Start small with the little ones, expand as they get older.
Resource: the website Ask, Listen and Learn has great material about how to start a conversation about the dangers of under-age drinking. asklistenlearn.org
You don’t have to like everyone you go to school with, or work with. You don’t even have to like your family!
BUT, you have to treat everyone with respect and kindness.
They are worthy of that no matter what your opinion of them may be.
Look for answers where truth, laughter, kindness, beauty, compassion and love are found. (Not in outward appearances or illusions of perfection. Not in cynicism, apathy or destructiveness.)
Be on the lookout for people who are not included and reach out.
There was a girl in my 8th grade class who was pregnant. Nobody talked to her, including me. Looking back, I regret that deeply. How scared and alone she must have been. She could have used a friend. I wish I would have asked her to sit by me at lunch or talked to her about homework or something.
When it comes to clothes and makeup, women have one dress code: whatever the f*ck they want. Hijab or bikini, it’s not women’s job to appeal to men. It’s not women’s job to keep men’s appetites subdued.
If it’s the right thing, if something needs to be done…
Make yourself do it.
You’re never going to “feel like it.”
Practice daily with things big and / or small without complaining.
“In the middle of the pain you didn’t cause, the change you didn’t want, the reality you didn’t know was coming . . . your life can still be beautiful.” Lysa TerKeurst
Learn about current trends in social media.
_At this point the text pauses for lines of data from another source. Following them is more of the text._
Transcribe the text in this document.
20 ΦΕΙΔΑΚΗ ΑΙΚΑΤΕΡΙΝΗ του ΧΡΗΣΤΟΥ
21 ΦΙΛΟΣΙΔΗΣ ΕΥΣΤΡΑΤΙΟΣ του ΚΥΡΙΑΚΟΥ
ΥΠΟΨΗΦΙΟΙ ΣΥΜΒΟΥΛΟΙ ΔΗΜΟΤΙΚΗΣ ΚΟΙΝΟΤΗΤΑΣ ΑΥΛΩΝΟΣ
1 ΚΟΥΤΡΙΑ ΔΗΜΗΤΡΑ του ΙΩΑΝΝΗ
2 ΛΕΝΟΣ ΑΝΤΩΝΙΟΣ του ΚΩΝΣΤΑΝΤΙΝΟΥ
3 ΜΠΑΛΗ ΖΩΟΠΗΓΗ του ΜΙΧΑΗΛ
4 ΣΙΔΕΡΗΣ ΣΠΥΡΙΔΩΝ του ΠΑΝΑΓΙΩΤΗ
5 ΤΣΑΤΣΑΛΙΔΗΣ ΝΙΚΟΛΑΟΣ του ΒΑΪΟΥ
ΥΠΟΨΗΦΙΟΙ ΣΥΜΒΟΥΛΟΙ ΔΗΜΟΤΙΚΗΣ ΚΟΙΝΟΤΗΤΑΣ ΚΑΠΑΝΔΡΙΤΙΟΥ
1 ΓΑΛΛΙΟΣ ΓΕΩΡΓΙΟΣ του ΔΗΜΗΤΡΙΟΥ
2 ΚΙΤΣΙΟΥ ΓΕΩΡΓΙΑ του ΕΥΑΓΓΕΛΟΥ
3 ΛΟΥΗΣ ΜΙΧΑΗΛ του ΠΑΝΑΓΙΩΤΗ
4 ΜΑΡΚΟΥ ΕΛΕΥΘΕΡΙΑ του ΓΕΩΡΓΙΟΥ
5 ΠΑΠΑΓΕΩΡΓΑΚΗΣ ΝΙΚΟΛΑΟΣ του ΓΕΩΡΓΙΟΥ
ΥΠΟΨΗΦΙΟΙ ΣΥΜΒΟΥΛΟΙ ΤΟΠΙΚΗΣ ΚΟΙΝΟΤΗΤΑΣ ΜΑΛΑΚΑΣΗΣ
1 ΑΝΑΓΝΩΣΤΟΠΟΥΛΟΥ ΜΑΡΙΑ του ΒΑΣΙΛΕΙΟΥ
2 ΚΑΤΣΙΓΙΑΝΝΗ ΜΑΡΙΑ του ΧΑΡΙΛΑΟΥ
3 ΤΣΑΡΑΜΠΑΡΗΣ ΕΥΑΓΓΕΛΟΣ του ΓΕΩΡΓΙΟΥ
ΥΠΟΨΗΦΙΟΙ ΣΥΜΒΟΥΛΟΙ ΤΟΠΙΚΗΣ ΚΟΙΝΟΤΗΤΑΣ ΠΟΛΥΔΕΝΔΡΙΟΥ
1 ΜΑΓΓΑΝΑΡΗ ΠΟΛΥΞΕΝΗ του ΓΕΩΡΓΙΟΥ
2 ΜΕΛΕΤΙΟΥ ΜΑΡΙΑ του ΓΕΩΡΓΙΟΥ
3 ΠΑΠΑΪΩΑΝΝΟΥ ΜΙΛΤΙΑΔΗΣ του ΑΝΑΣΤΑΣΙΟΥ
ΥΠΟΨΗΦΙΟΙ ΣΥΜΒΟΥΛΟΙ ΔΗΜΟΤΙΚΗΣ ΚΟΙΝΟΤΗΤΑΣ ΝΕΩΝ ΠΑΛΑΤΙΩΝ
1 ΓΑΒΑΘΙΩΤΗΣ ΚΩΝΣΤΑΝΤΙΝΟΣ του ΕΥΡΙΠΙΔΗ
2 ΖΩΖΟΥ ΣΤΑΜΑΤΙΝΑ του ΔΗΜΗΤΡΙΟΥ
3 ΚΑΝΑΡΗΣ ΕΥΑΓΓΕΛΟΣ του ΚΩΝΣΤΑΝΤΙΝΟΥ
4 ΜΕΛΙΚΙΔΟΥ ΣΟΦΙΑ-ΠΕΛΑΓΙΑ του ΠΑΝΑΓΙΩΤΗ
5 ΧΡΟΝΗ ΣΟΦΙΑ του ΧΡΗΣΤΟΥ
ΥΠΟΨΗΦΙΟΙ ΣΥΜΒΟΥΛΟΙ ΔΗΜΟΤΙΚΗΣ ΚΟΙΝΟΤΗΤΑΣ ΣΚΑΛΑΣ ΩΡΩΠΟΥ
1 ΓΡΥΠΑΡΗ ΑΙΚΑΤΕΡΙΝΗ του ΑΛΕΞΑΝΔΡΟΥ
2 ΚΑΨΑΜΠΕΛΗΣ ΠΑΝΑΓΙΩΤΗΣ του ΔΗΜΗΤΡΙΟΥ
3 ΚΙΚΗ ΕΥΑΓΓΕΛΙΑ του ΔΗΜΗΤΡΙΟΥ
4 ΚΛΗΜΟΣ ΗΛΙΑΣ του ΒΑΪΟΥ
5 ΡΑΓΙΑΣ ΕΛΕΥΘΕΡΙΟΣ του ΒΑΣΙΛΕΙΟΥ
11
Figure out where you draw boundaries, what platforms are allowed and not. Teach them how to stay safe, be positive and kind and always respectful.
True masculinity is vulnerable, compassionate and confident. Vulnerability takes courage. Kindness/compassion takes strength. Confidence: when you’re not really interested in what others think about you. It’s a natural byproduct of living in line with your own values and priorities.